In the 2006–07 season, Liang won gold at the 2006 Nebelhorn Trophy and pewter at the 2007 U.S. Championships. The following season, she came in fifth nationally, eleventh at Four Continents, and tenth in her only appearance at the senior World Championships.

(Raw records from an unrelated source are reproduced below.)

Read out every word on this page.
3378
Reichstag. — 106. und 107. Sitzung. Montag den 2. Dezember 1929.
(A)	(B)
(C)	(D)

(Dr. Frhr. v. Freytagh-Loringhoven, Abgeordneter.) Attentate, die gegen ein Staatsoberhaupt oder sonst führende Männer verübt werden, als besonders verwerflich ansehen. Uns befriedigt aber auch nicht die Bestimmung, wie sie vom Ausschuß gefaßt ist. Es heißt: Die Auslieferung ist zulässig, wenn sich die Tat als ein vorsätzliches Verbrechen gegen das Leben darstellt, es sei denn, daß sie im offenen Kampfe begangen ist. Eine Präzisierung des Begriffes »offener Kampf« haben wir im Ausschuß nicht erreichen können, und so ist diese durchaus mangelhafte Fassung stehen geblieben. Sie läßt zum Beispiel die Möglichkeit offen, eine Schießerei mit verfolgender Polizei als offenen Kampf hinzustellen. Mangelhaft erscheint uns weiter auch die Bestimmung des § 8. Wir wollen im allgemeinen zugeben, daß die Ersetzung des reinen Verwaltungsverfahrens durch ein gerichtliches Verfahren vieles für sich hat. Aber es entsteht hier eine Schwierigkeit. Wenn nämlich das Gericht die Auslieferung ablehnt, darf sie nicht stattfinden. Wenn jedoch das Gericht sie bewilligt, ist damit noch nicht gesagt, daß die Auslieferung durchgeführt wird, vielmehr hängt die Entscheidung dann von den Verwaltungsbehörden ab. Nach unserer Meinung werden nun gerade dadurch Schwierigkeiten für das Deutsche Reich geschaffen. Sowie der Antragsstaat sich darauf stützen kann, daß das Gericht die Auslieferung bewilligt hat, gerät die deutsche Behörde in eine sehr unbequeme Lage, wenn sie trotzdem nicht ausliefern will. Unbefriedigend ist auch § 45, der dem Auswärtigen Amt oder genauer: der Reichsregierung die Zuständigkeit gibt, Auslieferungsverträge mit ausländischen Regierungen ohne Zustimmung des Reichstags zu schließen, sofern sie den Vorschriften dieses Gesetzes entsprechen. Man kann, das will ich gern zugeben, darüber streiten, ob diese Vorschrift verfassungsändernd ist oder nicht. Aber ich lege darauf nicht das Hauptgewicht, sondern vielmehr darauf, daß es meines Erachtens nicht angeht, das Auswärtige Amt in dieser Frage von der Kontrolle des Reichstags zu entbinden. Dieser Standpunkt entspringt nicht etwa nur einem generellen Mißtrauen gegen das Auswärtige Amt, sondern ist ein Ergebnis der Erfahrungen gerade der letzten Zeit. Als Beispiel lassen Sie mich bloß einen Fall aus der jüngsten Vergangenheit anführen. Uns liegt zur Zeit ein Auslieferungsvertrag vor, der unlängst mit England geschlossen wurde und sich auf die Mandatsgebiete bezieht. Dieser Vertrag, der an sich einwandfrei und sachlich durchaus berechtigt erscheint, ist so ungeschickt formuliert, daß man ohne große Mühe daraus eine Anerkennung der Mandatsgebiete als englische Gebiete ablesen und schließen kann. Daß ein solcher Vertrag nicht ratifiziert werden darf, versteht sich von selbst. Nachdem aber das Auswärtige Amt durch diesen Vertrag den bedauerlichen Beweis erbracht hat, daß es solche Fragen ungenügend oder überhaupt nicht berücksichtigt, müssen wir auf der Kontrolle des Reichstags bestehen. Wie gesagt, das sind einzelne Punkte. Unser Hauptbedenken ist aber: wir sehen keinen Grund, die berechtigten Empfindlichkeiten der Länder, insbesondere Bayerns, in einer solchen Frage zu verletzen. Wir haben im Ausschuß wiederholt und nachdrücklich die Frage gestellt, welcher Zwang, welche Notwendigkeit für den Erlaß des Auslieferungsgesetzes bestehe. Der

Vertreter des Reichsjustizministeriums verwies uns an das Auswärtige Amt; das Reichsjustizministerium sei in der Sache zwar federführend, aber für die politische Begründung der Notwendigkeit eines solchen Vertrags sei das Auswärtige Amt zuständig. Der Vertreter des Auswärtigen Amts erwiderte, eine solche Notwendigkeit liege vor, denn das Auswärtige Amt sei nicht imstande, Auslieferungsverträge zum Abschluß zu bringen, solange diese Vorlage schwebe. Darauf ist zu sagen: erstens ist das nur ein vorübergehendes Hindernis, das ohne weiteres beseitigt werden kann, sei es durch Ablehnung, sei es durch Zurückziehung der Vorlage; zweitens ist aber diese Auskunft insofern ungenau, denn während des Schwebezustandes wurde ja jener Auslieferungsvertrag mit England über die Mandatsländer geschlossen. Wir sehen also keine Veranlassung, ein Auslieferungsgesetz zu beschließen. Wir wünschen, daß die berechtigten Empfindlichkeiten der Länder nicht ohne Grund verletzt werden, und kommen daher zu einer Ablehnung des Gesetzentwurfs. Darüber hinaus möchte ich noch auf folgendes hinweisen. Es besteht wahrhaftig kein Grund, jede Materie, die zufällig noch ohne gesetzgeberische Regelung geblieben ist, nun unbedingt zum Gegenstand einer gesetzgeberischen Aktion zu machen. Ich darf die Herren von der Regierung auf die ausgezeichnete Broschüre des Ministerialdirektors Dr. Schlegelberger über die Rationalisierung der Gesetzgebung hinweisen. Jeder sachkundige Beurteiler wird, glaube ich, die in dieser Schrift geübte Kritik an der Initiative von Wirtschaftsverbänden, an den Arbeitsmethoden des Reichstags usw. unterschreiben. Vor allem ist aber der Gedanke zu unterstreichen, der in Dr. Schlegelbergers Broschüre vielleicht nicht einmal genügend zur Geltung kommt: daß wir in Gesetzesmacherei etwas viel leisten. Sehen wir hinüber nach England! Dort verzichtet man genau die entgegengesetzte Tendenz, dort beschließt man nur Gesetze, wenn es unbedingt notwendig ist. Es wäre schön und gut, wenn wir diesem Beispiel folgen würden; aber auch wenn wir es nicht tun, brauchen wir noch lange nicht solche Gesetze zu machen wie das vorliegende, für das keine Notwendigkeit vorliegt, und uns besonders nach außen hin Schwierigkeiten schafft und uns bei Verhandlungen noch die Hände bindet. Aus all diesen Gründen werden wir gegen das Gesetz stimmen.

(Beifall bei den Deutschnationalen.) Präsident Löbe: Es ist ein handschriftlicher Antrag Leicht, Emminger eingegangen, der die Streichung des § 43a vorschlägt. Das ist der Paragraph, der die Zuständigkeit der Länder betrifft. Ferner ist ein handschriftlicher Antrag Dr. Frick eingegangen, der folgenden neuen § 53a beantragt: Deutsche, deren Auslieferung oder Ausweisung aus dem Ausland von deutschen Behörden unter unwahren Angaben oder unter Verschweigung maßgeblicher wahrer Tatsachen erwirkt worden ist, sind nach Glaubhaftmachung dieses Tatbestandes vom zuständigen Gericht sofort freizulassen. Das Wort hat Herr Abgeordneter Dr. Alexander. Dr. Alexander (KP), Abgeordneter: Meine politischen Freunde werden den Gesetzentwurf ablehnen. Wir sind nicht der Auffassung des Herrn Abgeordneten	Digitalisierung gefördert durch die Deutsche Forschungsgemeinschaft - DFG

Liang retired from competition in 2010.

She is currently the head coach for the Los Angeles Ice Theater Junior Team, previously coaching the Novice Team. She led the Novice team to two National silver medals and 8th place at the 2015 Nations Cup and the Junior team to a pewter medal at the 2016 National Theater on Ice Championships.

== Personal life ==
Liang is also a pianist. She graduated from California State University, Northridge, with a B.S. in kinesiology and an option in exercise science. She is also a part of C.O.S.M.I.C dance crew. She excels in many genres of dance: ballet, modern, hip hop and contemporary.

==Programs==

| Season | Short program | Free skating | Exhibition |
| 2009–2010 | El Tango de Roxanne (from Moulin Rouge!) by Mariano Mores ; | Symphony No. 9 "From the New World" by Antonín Dvořák ; Concerto for Violin and Orchestra in D Major by Ludwig van Beethoven ; Symphonic Dances Op. 46 by Sergei Rachmaninoff ; |  |
| 2008–2009 | The Sorcerer's Apprentice by Paul Dukas ; | Memoirs of a Geisha by John Williams ; |  |
| 2007–2008 | Yellow River Piano Concerto by Yin Chengzong and Lang Lang ; |  |
| 2006–2007 | Firedance by David Foster ; | Caravan by Arthur Fiedler, Duke Ellington ; | Lullaby for a Stormy Night by Vienna Teng ; |
| 2005–2006 | Hope, Romance by Apocalyptica ; Oblivion by Astor Piazzolla ; |  |
| 2004–2005 | Harry Potter and the Philosopher's Stone by John Williams ; | Black Earth (soundtrack) ; Tango by Astor Piazzolla ; |  |
| 2003–2004 | Carmen by Georges Bizet ; | Signs by James Newton Howard ; The Mission by Ennio Morricone ; | Until by Sting ; |
| 2002–2003 | Duel by Tonči Huljić performed by Bond ; | Violin Concerto in D Minor by Pyotr Ilyich Tchaikovsky ; | Always by Sting ; |
| 2001–2002 | Scene d'Amour by Sarah Brightman ; | Incantation by Cirque du Soleil ; |  |
| 2000–2001 | Symphony No. 6 by Pyotr Tchaikovsky ; | Anytime Anywhere by Sarah Brightman ; |

==Competitive highlights==
GP: Grand Prix; JGP: Junior Grand Prix

International
| Event | 99–00 | 00–01 | 01–02 | 02–03 | 03–04 | 04–05 | 05–06 | 06–07 | 07–08 | 08–09 | 09–10 |
| Worlds |  |  |  |  |  |  |  |  | 10th |  |  |
| Four Continents |  |  |  |  |  | 7th | 3rd |  | 11th |  |  |
| GP Cup of China |  |  |  |  |  |  |  | 5th | 6th |  | 10th |
| GP Cup of Russia |  |  |  |  | 5th |  |  |  | 8th |  |  |
| GP France |  |  |  |  | 4th |  |  |  |  | 5th |  |
| GP NHK Trophy |  |  |  |  |  |  |  | 4th |  |  |  |
| GP Skate America |  |  |  |  |  |  | 4th |  |  |  |  |
| GP Skate Canada |  |  |  |  |  |  |  |  |  | 6th |  |
| Nebelhorn Trophy |  |  |  |  |  |  | 3rd | 1st |  |  |  |
International: Junior
| Junior Worlds |  |  | 4th | 6th |  |  |  |  |  |  |  |
| JGP Final |  |  |  | 4th |  |  |  |  |  |  |  |
| JGP China |  |  |  | 2nd |  |  |  |  |  |  |  |
| JGP U.S. |  |  |  | 2nd |  |  |  |  |  |  |  |
National
| U.S. Champ. | 6th J | 6th | 9th | 7th | 7th | 5th | 5th | 4th | 5th | 14th | 7th |
Team events
| Japan Open |  |  |  |  |  |  |  |  |  |  | 2nd T 6th P |
Levels: N = Novice; J = Junior T = Team result; P = Personal result; Medals awarded for team result only.